My mother told me I had my first seizure when I was six months old. Growing up, I would have as many as three seizures a day. They lasted five minutes at least. I would be tired afterward from all the shaking. It takes a lot out of you.
I graduated from high school, and that’s the highest education I got. Then I worked 18 years as a stacker for a food company. Eventually, all the medications I had to take to fight the seizures got to be too much, and I couldn’t keep working.
In adulthood, I could go a month with having a seizure. But when I had a seizure, I had no warning whatsoever. It would just come on. It would never be at work or school, it would always be at home.
One time in the emergency room to stop the shaking, they intravenously gave me valium. It left me with a jerking on my left side, and that’s 24-7.
If you see someone having a seizure, first of all make sure they’re comfortable. If there are any sharp objects around, get them away. Put a pillow or something under their head so they won’t hurt themselves.
Don’t try to move the person, but lay them on their side so they won’t choke on their saliva. Do not put anything in their mouth.
If there’s a crowd around, clear the way. If the seizure goes on more than five minutes, call 911.
I’ve been in and out of so many different hospitals I can’t count, but once we found Dr. Michael Smith, my mom and I fell in love with him.

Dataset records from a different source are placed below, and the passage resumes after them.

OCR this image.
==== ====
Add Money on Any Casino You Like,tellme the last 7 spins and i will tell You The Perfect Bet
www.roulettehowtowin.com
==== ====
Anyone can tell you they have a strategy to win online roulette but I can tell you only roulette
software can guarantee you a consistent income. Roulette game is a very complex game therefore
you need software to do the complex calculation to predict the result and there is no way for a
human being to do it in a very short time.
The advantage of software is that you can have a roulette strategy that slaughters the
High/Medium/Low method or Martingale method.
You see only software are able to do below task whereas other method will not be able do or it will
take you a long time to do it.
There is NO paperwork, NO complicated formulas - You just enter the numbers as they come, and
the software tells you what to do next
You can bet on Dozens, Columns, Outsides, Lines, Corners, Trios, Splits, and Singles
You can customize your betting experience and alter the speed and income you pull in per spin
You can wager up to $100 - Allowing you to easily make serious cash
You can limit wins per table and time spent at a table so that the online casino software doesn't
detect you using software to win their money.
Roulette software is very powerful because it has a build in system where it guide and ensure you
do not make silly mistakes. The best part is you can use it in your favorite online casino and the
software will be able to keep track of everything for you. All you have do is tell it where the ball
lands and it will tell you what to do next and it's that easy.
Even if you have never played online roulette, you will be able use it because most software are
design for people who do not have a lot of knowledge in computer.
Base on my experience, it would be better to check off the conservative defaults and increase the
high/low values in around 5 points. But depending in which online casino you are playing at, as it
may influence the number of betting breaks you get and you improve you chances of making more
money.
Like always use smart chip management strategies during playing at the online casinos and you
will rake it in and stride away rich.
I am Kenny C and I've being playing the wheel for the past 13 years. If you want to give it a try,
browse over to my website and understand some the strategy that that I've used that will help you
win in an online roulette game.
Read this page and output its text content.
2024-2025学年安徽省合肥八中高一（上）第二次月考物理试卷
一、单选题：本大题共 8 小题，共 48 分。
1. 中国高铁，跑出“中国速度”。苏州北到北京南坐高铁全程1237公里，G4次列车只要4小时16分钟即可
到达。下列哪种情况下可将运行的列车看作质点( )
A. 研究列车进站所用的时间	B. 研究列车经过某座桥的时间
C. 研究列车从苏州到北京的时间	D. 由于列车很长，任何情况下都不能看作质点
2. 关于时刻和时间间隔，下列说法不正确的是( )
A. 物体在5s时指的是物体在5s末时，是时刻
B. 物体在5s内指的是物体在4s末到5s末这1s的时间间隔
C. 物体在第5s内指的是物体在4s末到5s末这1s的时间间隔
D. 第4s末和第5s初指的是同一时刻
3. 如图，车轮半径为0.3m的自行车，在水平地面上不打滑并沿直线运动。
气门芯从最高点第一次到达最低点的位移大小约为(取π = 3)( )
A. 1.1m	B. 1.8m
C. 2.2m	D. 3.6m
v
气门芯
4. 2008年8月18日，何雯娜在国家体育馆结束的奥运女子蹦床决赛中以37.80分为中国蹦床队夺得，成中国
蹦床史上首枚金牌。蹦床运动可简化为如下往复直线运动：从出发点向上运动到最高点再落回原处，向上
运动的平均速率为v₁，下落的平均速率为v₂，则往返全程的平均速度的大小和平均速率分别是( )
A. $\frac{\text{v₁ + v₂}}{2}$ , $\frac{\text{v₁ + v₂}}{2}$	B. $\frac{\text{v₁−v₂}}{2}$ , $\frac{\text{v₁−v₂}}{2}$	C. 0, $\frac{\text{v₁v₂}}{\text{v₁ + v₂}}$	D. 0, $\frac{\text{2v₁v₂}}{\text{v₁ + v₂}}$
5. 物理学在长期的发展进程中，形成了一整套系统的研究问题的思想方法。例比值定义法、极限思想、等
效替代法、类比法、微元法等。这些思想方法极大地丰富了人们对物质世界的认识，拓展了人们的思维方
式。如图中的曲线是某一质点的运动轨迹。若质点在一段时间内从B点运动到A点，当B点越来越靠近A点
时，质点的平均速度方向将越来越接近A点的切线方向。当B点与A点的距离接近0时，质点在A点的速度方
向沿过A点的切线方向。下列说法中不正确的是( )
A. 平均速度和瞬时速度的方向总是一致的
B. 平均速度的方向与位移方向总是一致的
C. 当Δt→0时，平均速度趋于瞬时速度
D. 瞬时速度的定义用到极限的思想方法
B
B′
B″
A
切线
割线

He understood me, he knew what was going on, he was genuinely happy to help, he was kind. I like him because he listens to what I have to way, and what my parents have to say.
When I asked about surgery, he said, “Let’s try this medicine before we go into your brain.” He said I could be paralyzed or something else could happen. My seizures were getting worse, though. Every time I saw him, I said, “the medicines aren’t working, we have to go in.”
In 2007 I had the surgery. The surgeons scooped out the bad part of the temporal lobe that caused the seizures. I haven’t had any major seizures since the surgery. But I still have the tremor.
I stay home with my parents and help them. I spend time with my friends, watching movies and talking. I also sign up a team each year for the Epilepsy Foundation of Greater Chicago’s fundraising walk.
My first walk, only five people were there. It just grew after that. My brother’s friends from Arizona donate. A sister and donates every year and has been walking for five years.
I just want to help those that can’t afford their medication or treatments. I feel like I should be helping those that can’t help themselves.
Kevin Muldoon lives in River Forest. He told his story to a staff member at Rush.